The techniques I used were all harmless to the fossils, which in some cases included original organic material, but there was one further test I wanted to carry out which would have altered the fossils permanently. The scanning electron microscope exacts a thin coat of metal to be applied to any animal surface under observation - a coat that cannot be removed practically. So rather than harming the invaluable fossils, casts were made. Plaster of Paris can be used to make casts of dinosaur footprints, but the Burgess Shale fossils under investigation were small and the diffraction gratings are microscopic. The particles in plaster of Paris are simply too large to fill the grooves of a diffraction grating and produce a detailed cast. But I had learnt of a new technique using acetate, and this enabled fine, elaborate casts to be made. When dry, the casts rather than the fossils were gold-coated and could be examined in a scanning electron microscope.

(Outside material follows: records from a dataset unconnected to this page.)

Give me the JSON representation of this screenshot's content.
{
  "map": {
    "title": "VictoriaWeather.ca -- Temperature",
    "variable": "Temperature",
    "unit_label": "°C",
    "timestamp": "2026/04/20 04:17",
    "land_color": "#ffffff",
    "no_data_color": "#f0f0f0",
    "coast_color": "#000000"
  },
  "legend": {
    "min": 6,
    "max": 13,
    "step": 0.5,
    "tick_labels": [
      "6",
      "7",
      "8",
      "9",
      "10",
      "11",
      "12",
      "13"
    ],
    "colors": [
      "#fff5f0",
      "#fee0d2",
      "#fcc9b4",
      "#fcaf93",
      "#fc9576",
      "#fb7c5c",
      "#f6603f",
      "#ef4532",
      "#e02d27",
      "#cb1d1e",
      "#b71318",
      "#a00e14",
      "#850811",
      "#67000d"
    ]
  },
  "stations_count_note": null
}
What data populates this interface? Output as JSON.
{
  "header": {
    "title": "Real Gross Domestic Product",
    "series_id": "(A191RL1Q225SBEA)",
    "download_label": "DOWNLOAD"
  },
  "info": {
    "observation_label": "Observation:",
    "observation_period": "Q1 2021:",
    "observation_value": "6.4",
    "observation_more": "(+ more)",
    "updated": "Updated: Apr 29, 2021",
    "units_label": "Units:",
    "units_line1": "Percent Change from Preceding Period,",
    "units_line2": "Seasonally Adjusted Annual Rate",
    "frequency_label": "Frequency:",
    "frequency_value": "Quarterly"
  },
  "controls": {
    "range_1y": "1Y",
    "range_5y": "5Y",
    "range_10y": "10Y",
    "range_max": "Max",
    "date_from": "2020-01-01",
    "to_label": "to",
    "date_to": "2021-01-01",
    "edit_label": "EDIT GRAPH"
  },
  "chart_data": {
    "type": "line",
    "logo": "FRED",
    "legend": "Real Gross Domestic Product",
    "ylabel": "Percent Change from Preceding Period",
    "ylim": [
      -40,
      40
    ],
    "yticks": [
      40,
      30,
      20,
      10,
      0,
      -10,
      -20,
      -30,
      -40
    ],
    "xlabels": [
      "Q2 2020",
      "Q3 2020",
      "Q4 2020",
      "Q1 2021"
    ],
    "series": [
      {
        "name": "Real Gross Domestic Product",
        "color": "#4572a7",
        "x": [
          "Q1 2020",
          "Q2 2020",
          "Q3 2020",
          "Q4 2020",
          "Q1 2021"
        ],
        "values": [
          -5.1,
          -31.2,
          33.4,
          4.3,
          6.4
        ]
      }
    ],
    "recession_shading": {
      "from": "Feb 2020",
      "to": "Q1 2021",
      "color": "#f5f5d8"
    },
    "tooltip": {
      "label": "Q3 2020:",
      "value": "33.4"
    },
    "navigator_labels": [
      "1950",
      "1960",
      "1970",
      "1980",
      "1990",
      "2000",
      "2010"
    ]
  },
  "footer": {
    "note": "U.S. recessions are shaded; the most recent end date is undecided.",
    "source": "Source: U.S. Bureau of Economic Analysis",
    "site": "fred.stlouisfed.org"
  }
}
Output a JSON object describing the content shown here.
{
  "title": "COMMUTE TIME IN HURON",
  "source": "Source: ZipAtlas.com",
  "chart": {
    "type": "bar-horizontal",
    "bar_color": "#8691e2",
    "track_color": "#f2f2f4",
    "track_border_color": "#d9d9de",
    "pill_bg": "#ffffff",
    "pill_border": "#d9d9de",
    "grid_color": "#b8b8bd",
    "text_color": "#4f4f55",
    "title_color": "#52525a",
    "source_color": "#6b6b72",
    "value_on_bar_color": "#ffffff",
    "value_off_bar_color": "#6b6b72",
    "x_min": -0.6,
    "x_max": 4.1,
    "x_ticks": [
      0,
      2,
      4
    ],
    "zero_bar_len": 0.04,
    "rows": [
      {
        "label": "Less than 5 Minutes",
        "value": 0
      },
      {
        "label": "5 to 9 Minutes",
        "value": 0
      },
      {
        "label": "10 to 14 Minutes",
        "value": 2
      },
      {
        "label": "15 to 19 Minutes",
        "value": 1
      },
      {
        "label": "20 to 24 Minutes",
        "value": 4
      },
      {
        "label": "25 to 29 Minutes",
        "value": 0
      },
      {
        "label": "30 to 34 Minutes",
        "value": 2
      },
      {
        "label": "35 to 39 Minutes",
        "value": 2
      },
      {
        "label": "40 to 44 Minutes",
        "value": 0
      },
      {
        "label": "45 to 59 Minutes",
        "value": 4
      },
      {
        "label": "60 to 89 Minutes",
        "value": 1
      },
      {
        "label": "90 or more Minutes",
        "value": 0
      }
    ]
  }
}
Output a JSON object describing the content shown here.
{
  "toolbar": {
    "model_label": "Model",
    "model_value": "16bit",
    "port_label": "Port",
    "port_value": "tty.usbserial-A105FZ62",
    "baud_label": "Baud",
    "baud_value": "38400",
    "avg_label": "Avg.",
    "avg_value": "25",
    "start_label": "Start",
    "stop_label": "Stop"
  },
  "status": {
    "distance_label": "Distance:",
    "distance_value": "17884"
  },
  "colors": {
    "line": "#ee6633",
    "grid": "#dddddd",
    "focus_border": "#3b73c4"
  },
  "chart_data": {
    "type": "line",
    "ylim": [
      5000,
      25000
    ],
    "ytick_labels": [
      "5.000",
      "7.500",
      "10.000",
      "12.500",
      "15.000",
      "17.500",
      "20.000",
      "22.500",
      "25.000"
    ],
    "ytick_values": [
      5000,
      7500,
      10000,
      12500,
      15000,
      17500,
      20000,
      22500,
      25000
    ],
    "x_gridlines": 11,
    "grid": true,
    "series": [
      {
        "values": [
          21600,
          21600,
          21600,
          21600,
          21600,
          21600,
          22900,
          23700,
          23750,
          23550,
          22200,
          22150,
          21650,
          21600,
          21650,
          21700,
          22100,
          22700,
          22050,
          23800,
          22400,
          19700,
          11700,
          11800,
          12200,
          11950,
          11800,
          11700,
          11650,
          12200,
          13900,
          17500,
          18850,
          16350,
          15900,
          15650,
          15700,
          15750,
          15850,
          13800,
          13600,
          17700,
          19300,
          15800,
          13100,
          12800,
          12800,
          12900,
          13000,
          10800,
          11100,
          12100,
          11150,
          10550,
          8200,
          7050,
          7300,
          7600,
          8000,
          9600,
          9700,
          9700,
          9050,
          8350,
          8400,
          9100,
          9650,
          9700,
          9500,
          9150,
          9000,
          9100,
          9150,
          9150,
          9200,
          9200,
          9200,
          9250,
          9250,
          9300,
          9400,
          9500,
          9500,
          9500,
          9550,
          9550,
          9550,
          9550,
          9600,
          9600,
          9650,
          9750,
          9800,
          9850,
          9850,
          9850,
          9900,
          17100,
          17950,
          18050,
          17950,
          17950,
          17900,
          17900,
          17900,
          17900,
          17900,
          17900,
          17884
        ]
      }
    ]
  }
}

After the last microscopic tests had been completed, the potentially amazing became a reality. The reactions of several electron microscopy technicians indicated that the results were both positive and special. On the broken surfaces of three species - the bristle worms
Wiwaxia
and
Canadia
, and the arthropod
Marrella
- were remnants of diffraction gratings. Only traces of gratings had been preserved, rather like the few squares that remain in many Roman mosaics, but where they did occur on a single body part, they were always exactly the same size and shape, and were orientated in the same direction. The results were consistent. But the fragmentation had extinguished iridescence in the actual fossils. The fossils were decidedly grey. The mood in my lab, on the other hand, was more colourful.

Figure 6.1
Micrographs of the Burgess bristle worm
Canadia
at increasing magnification - from
x
10 to
x
1,500. The top picture shows the front half of the animal, the middle pictures show details of bristles. The bottom picture shows the surface of a bristle as removed from the rock matrix, revealing the remnants of a diffraction grating with a ridge spacing of 0.9 microns.

Did this really mean that
Wiwaxia
,
Canadia
and
Marrella
would have appeared highly coloured when they lived 515 million years ago? This still seemed unbelievable. To make doubly sure, the original surfaces of
Canadia
and
Marrella
were reconstructed in their entirety, based on the remnants that had preserved. This was achieved by carefully positioning two laser beams so they met and interfered at the surface of a light-sensitive material and etched out the precise sinusoidal contours of the remnant gratings over the entire material (the model was examined further to confirm this). The reconstructed surfaces were taken out of the dark laboratory and placed in seawater under sunlight, and . . . the colours of three Burgess Shale species shone as spectacularly as they had 515 million years ago. That was the most memorable moment of all. For the first time, the original colour of a Cambrian animal had been uncovered. An almost unimaginable piece of Cambrian history had been revealed.